The request is scheduled to go before a Hillsborough County zoning hearing master at 6 p.m. Feb. 17 at the County Center, 601 E. Kennedy Blvd., Tampa.

When developers approached Hillsborough County the first time in 2006 about creating a gated community on the river, environmentalists and community activists responded with e-mail blitzes, T-shirt campaigns and emotional speeches.

The plan, opponents said, would destroy a pristine segment of the river, doom gopher tortoises on the property and create other urban issues in a rural area.

Still, the county commission eventually approved the rezoning after reducing the number of houses allowed from 25 to 22 and requiring a buffer along the riverbank. There was also a plan to remove the tortoises and find them another home.

But nothing was ever built.

This newest move has added fuel to a fire community activists believed had already been doused.

Ruskin resident and environmental activist Mariella Smith has prepared a long list of talking points she plans to use to battle the developer, which wants to include county water and sewer lines in the planned community. Much of the planned development falls within the rural service area, where the county doesn't typically allow such public utilities.

Little Manatee Reserve is attempting to manipulate the rules, Smith said. "It's a travesty."

For starters, she said, the developer should have to include the land rezoned in 2006 in its proposal, since both parcels will be built as one community. Not doing so, she said, keeps the public from arguing against a larger plan that harms a fragile area. Wildlife and the quality of the Little Manatee are at risk, she said.
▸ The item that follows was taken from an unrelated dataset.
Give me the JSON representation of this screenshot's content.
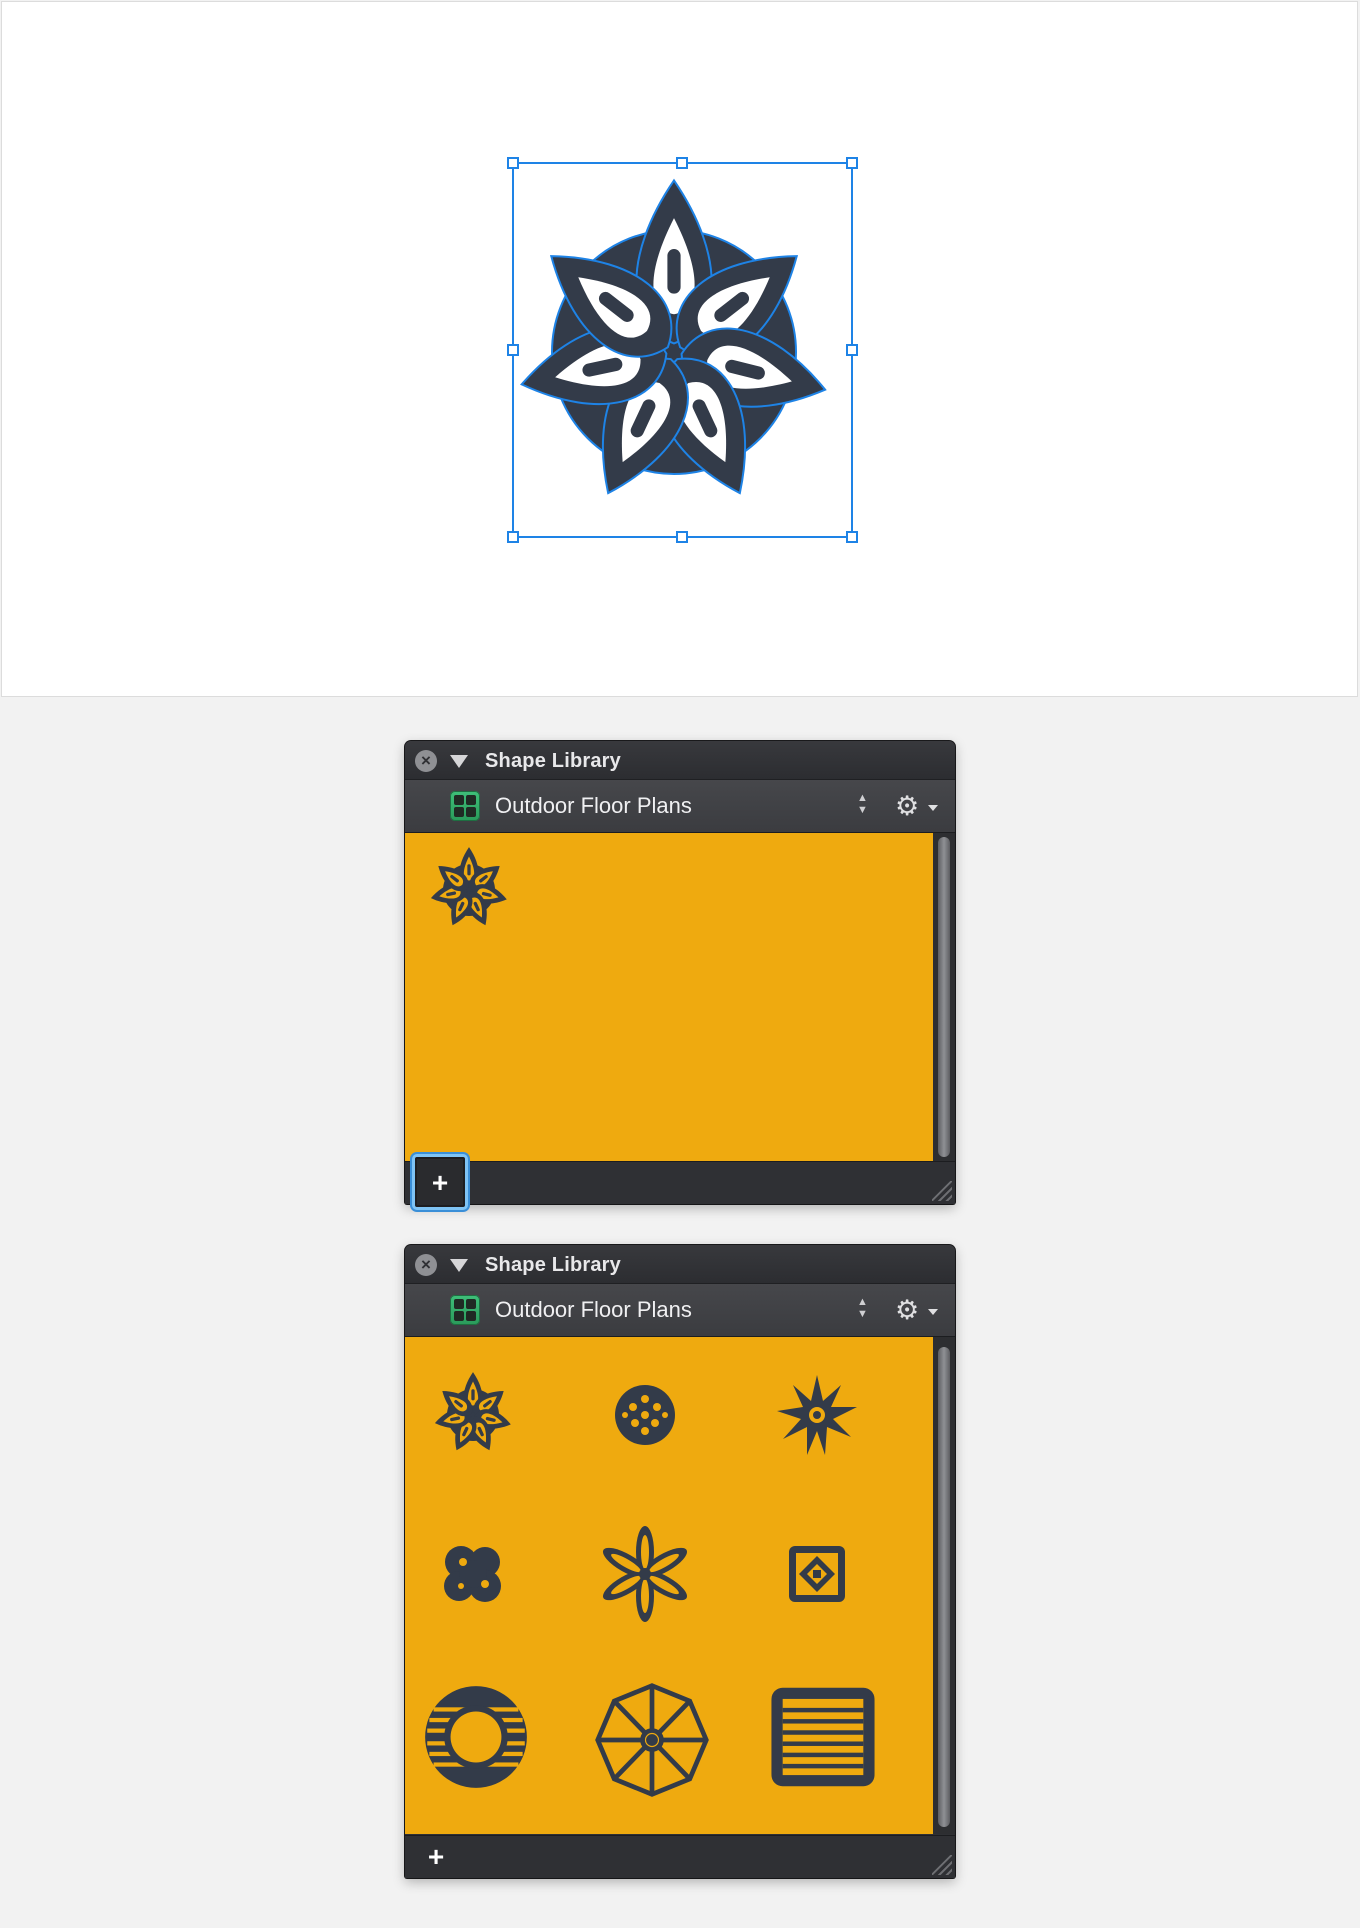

Principal Planner Ty Maxey, who represents the developer, said the property rezoned in 2006 originally was to be included in the newest rezoning, but the developer changed the plan Jan. 8.

To support its newest proposal, the developer plans to cite a new planning commission policy that it believes allows it to connect the additional acreage to county water and sewer lines, even though the property that would be rezoned is outside the urban service area.

The policy, approved in August, allows landowners with property that straddles the edge of the urban service area to install water and sewer lines, said executive planner Stephen Griffin. To develop on small lots in a planned development, the developer must get approval for those utilities, since using septic tanks requires lots a half-acre or larger.

Griffin said Little Manatee Reserve's rezoning request will be the first to test the new policy.

The planning commission, which makes recommendations to the county commission on rezoning requests, has not yet filed a decision on the project.